Minggu, 27 September 2015

Makna Hubungan Angin dan Daun

“Apa yang kaurekam dari suara angin, dari daun-daun yang rapi mengetuk jendela, kehabisan kata untuk melepaskan dirinya terbawa angin. Apa yang kau tangkap dari daun yang berjatuhan, hingga menutupi jalan setapak?”

“Apa yang kau rasa ketika malam mulai menyala dan angin mulai rusuh, lalu daun-daun menjatuhkan tubuhnya dan menggesek tubuhnya di jalan itu? Seperti ada kerinduan pahit yang dialami angin dan daun, tak bisa saling mengatakan. Hanya membuat dirinya tersiksa satu sama lain.”
Ada yang menafsirkan tentang hubungan gaib antara angin dan daun, menafsirkan rahasia daun yang mengetuk di balik jendela; berkali-kali tapi malu-malu.
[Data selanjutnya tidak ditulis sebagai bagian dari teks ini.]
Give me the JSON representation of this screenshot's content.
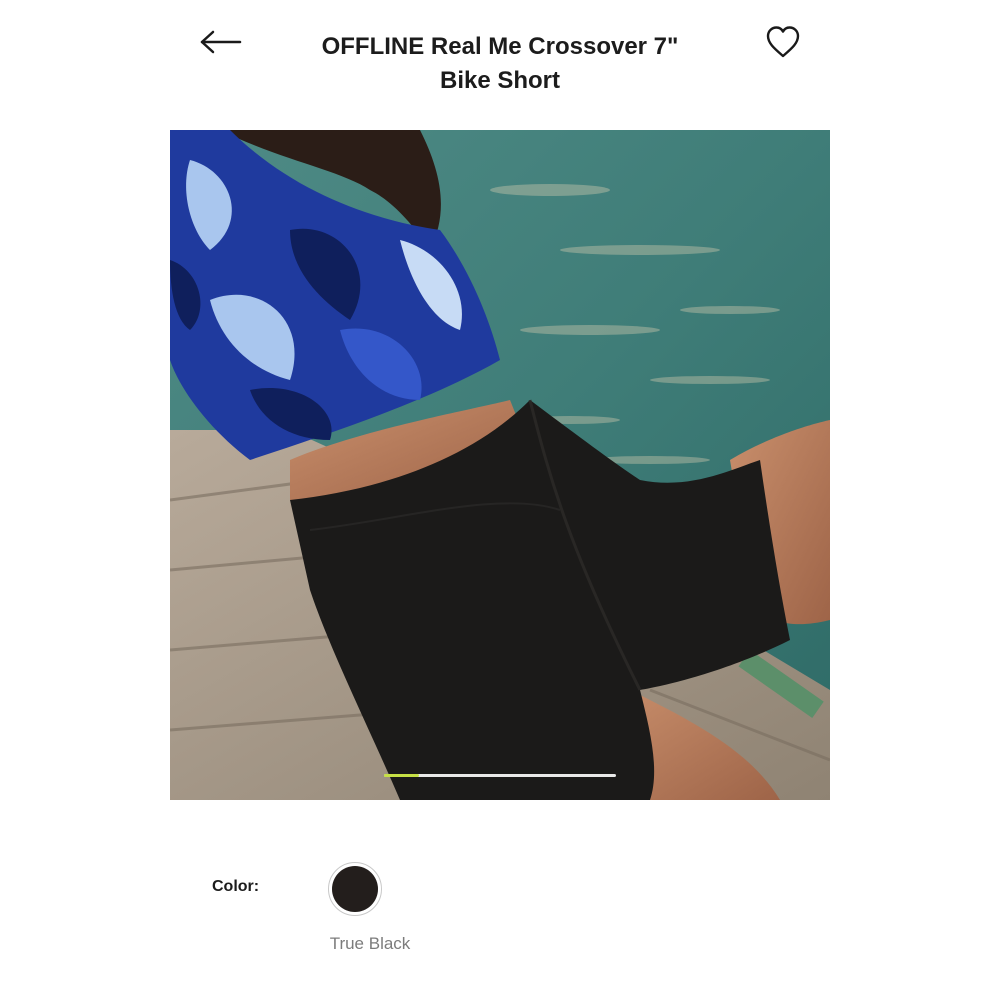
{
  "header": {
    "title_line1": "OFFLINE Real Me Crossover 7\"",
    "title_line2": "Bike Short",
    "back_icon": "arrow-left-icon",
    "favorite_icon": "heart-outline-icon"
  },
  "gallery": {
    "image_alt": "Model sitting on a wooden dock by the water wearing a blue floral crop top and black bike shorts",
    "carousel_progress": 0.15,
    "carousel_fill_color": "#c6e045"
  },
  "product": {
    "color_label": "Color:",
    "selected_color_name": "True Black",
    "selected_color_hex": "#231e1c"
  }
}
Kadang ia mengintip di balik jendela, lalu meniupkan suara ketukan yang membuat si puspa ingin membuka tirainya. Ada yang aneh, ketika puspa mengintip di balik tirai. Ada lelaki yang duduk termangu bertopang dagu. Ketika puspa membuka pintu, lelaki itu pergi bersama angin yang kembara. Lelaki itu seperti ada ikatan kuat dengan angin dan dedaunan; menyatu. Ketika lelaki itu datang, maka angin pun segera riuh dan daun-daun saling berbincang. Puspa masih saja terdiam dan berdiri di saat angin menari begitu mahir. Puspa masih bertanya-tanya, “siapakah gerangan yang beberapa hari ini mengetuk jendelaku, menunggu di depan pintu.”
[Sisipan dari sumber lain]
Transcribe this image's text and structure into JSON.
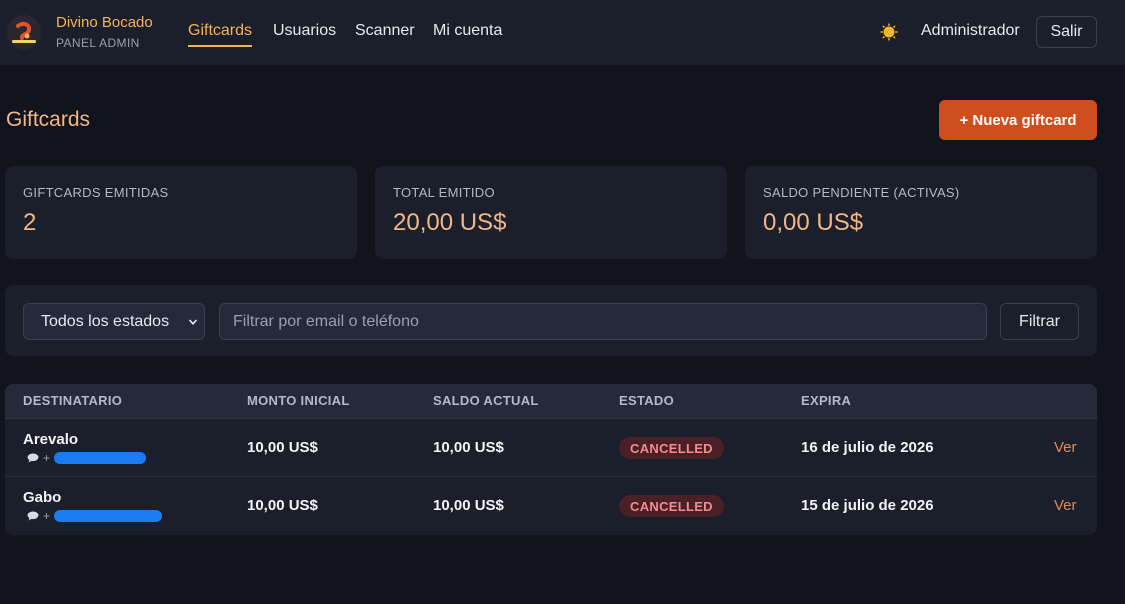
{
  "brand": {
    "name": "Divino Bocado",
    "subtitle": "PANEL ADMIN",
    "logo_text": "Divino Bocado"
  },
  "nav": {
    "links": [
      {
        "label": "Giftcards",
        "active": true
      },
      {
        "label": "Usuarios",
        "active": false
      },
      {
        "label": "Scanner",
        "active": false
      },
      {
        "label": "Mi cuenta",
        "active": false
      }
    ],
    "theme_icon": "sun-icon",
    "user": "Administrador",
    "logout_label": "Salir"
  },
  "page": {
    "title": "Giftcards",
    "new_button": "+ Nueva giftcard"
  },
  "stats": [
    {
      "label": "GIFTCARDS EMITIDAS",
      "value": "2"
    },
    {
      "label": "TOTAL EMITIDO",
      "value": "20,00 US$"
    },
    {
      "label": "SALDO PENDIENTE (ACTIVAS)",
      "value": "0,00 US$"
    }
  ],
  "filters": {
    "status_selected": "Todos los estados",
    "search_placeholder": "Filtrar por email o teléfono",
    "filter_button": "Filtrar"
  },
  "table": {
    "columns": [
      "DESTINATARIO",
      "MONTO INICIAL",
      "SALDO ACTUAL",
      "ESTADO",
      "EXPIRA"
    ],
    "rows": [
      {
        "name": "Arevalo",
        "phone_prefix": "+",
        "initial": "10,00 US$",
        "balance": "10,00 US$",
        "status": "CANCELLED",
        "expires": "16 de julio de 2026",
        "action": "Ver"
      },
      {
        "name": "Gabo",
        "phone_prefix": "+",
        "initial": "10,00 US$",
        "balance": "10,00 US$",
        "status": "CANCELLED",
        "expires": "15 de julio de 2026",
        "action": "Ver"
      }
    ]
  },
  "colors": {
    "accent": "#f3b358",
    "primary_button": "#d04e1e",
    "background": "#11131d",
    "card": "#1b1e2b",
    "badge_cancelled_bg": "#4a1f26",
    "badge_cancelled_text": "#f38c8c",
    "redaction": "#1a7cf0"
  }
}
Tak ada jawaban, yang ada hanya suara angin yang membuat dedaunan runtuh. Tidak ada rupa yang tampak, hanya ada bayang-bayang lelaki yang selama ini puspa tunggu. Memimpikan ketukan dari lelaki dingin tapi berhati sutra. Memimpikan sapaan di antara angin yang saling berbisik, yang membersit dari angin hingga daun-daun menggelincir di balik pintu: mengintip dua insan yang saling merindu di balik jendela. Oh, atau barangkali membayangkan semacam diksi yang akan mengantarkan lelaki itu di pembaringannya.
Puspa masih bertanya-tanya dalam benak, “mungkinkah lelaki itu, engkau wahai yang masih tetap kutunggu? Apakah lelaki itu kau, yang sudah masuk terlalu dalam di jiwaku?” Malam semakin terkuak dan angin semakin liar. Tetiba seorang lelaki menepuk lembut pundak puspa, namun lelaki itu justru berkata, “jangan kau menengok ke belakang. Aku tak ingin kau melihat wajahku yang tertutup daun karena angin yang membawanya. Bersama ini kubawakan sehelai daun, bacalah dan sampai jumpa.” Belum sempat puspa menengok ke belakang, lelaki itu langsung terbawa angin. Puspa membaca kata-kata yang tersusun rapi pada sehelai daun itu: aku adalah yang kau doakan, yang kau impikan, yang kau tunggu selama ini. Maaf bungaku, jika selama ini aku hanya mampu menyampaikan rindu melalui angin yang gaduh dan daun yang saling berbisik. Maaf bungaku, jika aku ingin berbicara padamu hanya bisa mengetuk jendelamu. Tunggu aku, besok akan kutemui lagi dirimu, bersama impian yang akan terajut indah.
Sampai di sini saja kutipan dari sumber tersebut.